>>9
Your name is hardly any better, it isn't very descriptive, it's like FILE * file, of course it's a fucking file, but what is it used for?
Name:
Anonymous2012-05-26 19:08
>>11
It's a lot better. An 'f' could be anything, whereas a 'stream' is, well, a stream. What else would you call it?
Name:
Anonymous2012-05-26 19:50
>>12
not that dude, but if the FILE* is a local variable to a function that is initialized to a call to fopen, then I name the variable in accordance to what is stored in the file, or what will be written to the file. If the FILE* is just a parameter to some generic printing or reading function for a data type, then I'll either name the parameter input or output, depending on if data is being read or written to it.

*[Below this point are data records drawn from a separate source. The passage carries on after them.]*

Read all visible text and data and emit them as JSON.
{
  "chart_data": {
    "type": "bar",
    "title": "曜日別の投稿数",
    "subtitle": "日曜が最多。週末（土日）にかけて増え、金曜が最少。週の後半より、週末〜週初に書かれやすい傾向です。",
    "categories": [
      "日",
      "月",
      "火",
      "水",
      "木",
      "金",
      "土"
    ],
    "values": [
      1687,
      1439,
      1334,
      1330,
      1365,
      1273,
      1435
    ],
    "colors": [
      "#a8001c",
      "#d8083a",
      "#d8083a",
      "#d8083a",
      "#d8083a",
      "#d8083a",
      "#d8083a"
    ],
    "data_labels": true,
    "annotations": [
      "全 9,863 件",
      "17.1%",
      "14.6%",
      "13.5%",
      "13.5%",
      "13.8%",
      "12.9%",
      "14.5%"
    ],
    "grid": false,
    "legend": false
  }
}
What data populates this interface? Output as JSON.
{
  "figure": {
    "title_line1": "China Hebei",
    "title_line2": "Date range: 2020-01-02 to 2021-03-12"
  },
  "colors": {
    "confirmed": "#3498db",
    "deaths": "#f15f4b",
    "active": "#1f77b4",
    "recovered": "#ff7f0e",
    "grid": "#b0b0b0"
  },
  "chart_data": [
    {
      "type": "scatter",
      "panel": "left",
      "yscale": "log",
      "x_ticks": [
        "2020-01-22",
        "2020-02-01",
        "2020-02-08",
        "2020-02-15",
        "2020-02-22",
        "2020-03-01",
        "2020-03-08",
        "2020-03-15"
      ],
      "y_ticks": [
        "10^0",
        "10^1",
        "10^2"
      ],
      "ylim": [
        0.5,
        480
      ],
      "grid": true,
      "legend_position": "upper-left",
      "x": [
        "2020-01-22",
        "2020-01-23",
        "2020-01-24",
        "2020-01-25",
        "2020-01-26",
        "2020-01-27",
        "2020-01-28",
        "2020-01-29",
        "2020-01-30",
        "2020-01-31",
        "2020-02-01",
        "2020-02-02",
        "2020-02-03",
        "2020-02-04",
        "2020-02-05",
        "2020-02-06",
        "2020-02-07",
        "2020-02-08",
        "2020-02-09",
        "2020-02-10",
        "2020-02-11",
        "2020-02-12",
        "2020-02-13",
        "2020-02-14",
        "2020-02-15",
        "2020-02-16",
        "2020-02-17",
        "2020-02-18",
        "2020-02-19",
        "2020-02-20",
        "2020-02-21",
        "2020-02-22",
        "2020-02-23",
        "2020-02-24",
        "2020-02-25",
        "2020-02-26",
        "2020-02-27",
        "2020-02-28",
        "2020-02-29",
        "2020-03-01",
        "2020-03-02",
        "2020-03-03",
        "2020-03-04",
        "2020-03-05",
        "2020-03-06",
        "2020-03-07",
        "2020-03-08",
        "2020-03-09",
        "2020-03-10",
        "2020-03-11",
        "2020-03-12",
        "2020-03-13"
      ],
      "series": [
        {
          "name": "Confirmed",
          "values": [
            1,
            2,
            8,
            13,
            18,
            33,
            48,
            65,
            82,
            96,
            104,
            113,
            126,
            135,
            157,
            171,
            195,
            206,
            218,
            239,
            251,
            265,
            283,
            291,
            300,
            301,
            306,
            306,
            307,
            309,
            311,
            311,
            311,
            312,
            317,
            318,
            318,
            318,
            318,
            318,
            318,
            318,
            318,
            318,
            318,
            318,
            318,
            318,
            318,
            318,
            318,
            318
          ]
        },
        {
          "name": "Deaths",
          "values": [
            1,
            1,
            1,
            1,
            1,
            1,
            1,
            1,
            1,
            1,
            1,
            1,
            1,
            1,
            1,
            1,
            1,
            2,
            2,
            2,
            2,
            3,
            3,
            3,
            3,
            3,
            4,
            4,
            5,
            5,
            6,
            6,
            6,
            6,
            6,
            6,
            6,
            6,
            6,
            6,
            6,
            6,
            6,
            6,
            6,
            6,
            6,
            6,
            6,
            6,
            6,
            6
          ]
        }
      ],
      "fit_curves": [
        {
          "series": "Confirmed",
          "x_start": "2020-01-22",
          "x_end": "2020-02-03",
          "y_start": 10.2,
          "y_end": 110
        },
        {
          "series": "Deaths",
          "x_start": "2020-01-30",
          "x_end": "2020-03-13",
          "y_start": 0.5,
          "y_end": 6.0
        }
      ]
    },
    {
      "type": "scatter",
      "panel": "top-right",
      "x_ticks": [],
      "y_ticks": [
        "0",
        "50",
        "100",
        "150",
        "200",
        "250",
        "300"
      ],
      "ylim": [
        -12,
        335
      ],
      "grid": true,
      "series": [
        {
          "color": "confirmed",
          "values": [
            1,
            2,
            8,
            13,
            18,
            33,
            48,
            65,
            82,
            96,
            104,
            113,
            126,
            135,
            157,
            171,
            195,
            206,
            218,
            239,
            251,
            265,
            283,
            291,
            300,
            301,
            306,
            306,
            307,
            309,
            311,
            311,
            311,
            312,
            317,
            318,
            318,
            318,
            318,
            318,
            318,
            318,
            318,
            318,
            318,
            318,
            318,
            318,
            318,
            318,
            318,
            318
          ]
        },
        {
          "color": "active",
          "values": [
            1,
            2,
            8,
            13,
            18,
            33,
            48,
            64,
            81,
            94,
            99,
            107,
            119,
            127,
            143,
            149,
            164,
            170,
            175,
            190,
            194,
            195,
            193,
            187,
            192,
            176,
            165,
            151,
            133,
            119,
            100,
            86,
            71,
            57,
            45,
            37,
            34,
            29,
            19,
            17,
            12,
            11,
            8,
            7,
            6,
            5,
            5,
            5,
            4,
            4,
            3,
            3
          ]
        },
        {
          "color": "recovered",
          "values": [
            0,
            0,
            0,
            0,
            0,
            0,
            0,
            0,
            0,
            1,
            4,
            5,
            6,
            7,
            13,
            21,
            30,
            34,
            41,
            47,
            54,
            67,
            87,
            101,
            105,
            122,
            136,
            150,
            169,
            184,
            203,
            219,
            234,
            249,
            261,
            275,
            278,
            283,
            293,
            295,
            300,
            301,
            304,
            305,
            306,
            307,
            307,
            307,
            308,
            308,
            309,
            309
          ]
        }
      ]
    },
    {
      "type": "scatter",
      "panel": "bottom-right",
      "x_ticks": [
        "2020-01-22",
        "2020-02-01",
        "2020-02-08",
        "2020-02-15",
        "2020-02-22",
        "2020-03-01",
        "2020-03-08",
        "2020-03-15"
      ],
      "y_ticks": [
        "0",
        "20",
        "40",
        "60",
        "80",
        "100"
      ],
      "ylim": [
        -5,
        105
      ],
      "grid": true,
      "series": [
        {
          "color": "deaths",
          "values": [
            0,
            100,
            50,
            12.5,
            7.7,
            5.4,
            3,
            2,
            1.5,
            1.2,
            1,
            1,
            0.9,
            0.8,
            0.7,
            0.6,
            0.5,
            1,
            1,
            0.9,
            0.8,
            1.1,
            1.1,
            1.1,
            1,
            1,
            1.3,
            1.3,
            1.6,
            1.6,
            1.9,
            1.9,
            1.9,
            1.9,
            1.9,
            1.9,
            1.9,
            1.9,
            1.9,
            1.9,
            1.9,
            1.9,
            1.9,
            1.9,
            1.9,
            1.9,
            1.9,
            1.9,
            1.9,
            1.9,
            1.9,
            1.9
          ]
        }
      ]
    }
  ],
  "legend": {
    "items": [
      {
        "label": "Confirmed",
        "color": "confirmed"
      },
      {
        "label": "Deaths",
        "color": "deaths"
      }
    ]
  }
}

this is all pedantic of course.
Name:
Anonymous2012-05-26 22:04
I use:
ALL_CAPS for preprocessor constants
some_name for local symbols
First_letter for symbols of function types
_some_name for global symbols
_, __, ___, ... for symbols that should not be used
__name_ for symbols that are deferred by a typedef
name_ for volatile symbols
as for the naming itself:
name_t for types
name_p for pointer types
name_c for types that are part of a bigger type
multiple_words for symbols with multiple words
CamelCase if the symbol is something that implements some OOP principles
camelCase if the symbol is a type of the above OOP implementation
i, j, k, l for generic cycles
ret for a local symbol to hold the return value
s, r, t for generic strings
file_name for most local symbols, the meaning is interesting on the local scope only
>>12
>It's a lot better. An 'f' could be anything, whereas a 'stream' is, well, a stream. What else would you call it?
Better is finp as in input file pointer. A variable with trivial scope deserves a trivial name.
Name:
Anonymous2012-05-27 15:26
>>16
>finp
Abbreviations are not universally intuitive. I'm sure most people know what an ID is but "finp" is undescriptive. "stream" is still better. If you ever need to have an input and output stream (say you're writing a function that reads from one stream and writes to another), you can just call them "istream" and "ostream". Anyone reading the code immediately knows that both of them are streams, and can hence deduce that one is an input stream and the other an output stream.
>>13
That makes sense, so long as you name them intuitively.